Navajo Nation Could Lose 'Tens Of Millions Of Dollars' If Census Deadline Shortened
LAUREN GILGER: On the Navajo Nation, the self-response rate for the 2020 census is lagging — only about 18% of households on the Nation have filled out the census so far. Working against the Navajo is the vastness of the Nation's land, and many residents don't have standard mailing addresses. COVID-19 also made the process more challenging. In the past, census workers would knock on the doors of residents and explain what the census packet was all about. But this year, when the census arrived, some elders didn't know what to do with it. Compounding all of this is the fact that the federal government has shortened the timeline allowed for returning the census packet. And here to tell us more about all of this is Kate Groetzinger, she's a reporter with KUER in Utah. Good morning, Kate.
KATE GROETZINGER: Hi there.
GILGER: So I want to begin with what's going on now. So census takers have been rushing to try to collect this data despite the typical challenges of collecting this kind of data on the Navajo Nation. But adding to this now we have this pandemic. How is this process going? Eighteen percent doesn't sound good.
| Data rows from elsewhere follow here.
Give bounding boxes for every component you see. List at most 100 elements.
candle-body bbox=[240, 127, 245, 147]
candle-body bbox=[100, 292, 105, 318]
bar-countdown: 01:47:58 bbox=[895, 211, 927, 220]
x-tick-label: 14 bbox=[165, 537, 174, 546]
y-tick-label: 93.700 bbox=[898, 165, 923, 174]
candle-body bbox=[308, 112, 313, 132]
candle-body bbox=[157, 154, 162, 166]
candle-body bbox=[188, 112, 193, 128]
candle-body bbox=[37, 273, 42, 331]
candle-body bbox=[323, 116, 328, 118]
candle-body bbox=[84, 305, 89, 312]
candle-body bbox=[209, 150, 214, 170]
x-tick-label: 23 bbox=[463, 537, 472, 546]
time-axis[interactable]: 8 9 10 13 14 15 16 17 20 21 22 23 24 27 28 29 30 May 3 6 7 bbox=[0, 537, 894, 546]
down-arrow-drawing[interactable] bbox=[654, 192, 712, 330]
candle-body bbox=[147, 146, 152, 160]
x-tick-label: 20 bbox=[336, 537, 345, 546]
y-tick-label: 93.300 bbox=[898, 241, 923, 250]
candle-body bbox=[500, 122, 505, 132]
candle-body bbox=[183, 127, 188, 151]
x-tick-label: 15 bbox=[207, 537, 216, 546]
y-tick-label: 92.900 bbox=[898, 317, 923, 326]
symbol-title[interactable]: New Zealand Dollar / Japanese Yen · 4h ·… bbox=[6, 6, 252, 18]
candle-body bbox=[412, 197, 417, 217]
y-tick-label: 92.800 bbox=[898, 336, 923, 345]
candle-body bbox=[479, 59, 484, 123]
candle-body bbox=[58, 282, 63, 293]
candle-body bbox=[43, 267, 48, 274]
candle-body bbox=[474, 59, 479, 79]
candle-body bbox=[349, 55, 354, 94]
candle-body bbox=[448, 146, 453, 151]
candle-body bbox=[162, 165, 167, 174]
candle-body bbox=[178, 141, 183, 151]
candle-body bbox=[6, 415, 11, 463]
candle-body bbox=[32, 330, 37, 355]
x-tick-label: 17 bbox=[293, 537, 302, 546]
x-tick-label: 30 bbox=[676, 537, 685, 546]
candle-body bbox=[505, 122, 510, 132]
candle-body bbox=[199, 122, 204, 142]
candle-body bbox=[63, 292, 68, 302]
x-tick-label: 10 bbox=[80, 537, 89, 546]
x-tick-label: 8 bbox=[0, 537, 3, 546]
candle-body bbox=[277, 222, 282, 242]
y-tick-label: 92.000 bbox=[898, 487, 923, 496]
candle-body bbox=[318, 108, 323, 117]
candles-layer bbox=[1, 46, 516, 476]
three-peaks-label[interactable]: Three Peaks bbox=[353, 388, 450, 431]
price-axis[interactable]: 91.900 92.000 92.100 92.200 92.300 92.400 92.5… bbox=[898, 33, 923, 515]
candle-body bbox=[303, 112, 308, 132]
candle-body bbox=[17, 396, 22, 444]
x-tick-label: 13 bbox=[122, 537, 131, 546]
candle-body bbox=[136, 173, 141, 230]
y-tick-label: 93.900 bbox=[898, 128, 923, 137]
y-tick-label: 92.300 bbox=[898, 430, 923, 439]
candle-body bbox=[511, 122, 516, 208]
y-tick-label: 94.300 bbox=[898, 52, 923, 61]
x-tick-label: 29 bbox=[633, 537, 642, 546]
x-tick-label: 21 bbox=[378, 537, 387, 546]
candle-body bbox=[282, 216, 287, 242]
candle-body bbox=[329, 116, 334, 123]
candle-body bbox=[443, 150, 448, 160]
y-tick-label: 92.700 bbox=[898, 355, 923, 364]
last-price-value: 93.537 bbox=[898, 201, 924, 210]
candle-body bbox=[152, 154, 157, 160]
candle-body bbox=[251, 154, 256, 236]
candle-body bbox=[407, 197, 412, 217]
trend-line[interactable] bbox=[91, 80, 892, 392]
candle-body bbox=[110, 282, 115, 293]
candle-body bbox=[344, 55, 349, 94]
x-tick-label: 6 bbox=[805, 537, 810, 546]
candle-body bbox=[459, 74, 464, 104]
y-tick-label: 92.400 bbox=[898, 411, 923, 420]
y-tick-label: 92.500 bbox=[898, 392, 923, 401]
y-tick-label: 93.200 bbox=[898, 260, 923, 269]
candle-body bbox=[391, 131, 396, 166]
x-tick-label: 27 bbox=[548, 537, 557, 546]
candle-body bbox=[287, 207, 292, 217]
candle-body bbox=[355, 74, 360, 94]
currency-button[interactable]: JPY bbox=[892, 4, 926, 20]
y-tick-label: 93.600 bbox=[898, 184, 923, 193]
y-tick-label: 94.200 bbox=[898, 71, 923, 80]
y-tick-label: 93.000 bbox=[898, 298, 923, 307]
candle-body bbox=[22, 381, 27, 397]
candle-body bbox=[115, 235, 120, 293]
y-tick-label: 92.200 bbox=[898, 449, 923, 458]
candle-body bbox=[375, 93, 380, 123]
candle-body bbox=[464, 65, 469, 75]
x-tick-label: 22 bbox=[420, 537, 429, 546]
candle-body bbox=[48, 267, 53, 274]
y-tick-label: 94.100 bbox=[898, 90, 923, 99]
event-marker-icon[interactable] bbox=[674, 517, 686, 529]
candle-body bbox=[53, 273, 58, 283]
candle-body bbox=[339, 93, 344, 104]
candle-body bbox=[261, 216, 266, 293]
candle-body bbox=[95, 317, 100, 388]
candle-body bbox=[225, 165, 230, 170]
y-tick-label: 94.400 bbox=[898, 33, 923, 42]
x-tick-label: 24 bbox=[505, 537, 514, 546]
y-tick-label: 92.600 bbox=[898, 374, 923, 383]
GROETZINGER: OK. So thank you for asking about the percentage. So the bad news is nobody could respond to the census on the Navajo Nation until around June because they didn't have the packets they needed with the code identifying their homes' location. The good news is that the nonresponse follow-up operation is going seemingly well so far. They have made it to 33% of the homes. So the total enumeration rate, the total number of households that have responded is actually around 50% now. And that's obviously good news. But the nonresponse follow-up was cut short, so people are worried about that.
GILGER: So let's talk about that, especially amidst this shortening of the timeline by the Census Bureau — now to September instead of, it would have been later on normally. And now the Navajo Nation, I understand, has joined this lawsuit against that move. How does this all play in? What are they hoping might change?
GROETZINGER: Right. So really what they're asking for is that the census stick... do earlier this spring, after it changed its timelines because of COVID. It said it would allow the nonresponse to follow-up operation where enumerator — where census workers go to people's houses and do the interview, the questionnaire with them. It said it would extend that October 31st. Now it's September 1st. And they're really just hoping to restore that deadline so that they do have time to make it to all of those households.
STEVE GOLDSTEIN: Kate, Lauren referred to the Navajo Nation joining the lawsuit. What has President Nez specifically said about this?
GROETZINGER: That's a great question. And he, he just made it really clear that — and this isn't from a quote in a press release sent out today — he said that these numbers are really important because the government, the Navajo Nation, receives a ton of federal funding that is based on its population, and that is stuff that is codified in treaties. So really, for the United States to uphold its treaty obligations to the Navajo Nation, they need to know how many people live there. And basically, he just said, you know, it's a bummer that once again, First Nations are fighting for something that the U.S. promised they would give them.
GILGER: So this would have pretty serious consequences if, in fact, they don't have the time to get to everybody they need to get to, to fill out the census there.
GROETZINGER: Yeah, absolutely. I talked to a pro bono attorney for the Native American Rights Fund [Sept. 2], and he told me that the funding for this, or some of the federal funding that's at stake is funding to build housing, funding to build power lines, funding to build water lines, new schools, and for federal programs like, like food stamps. He said altogether that the loss could be in the tens of millions of dollars over the next decade, which is how long these census numbers will be used.
GILGER: All right. That is Kate Groetzinger. She's been reporting on this for KUER in Utah. Kate, thank you so much for joining us this morning.
GROETZINGER: Yeah, thanks for having me.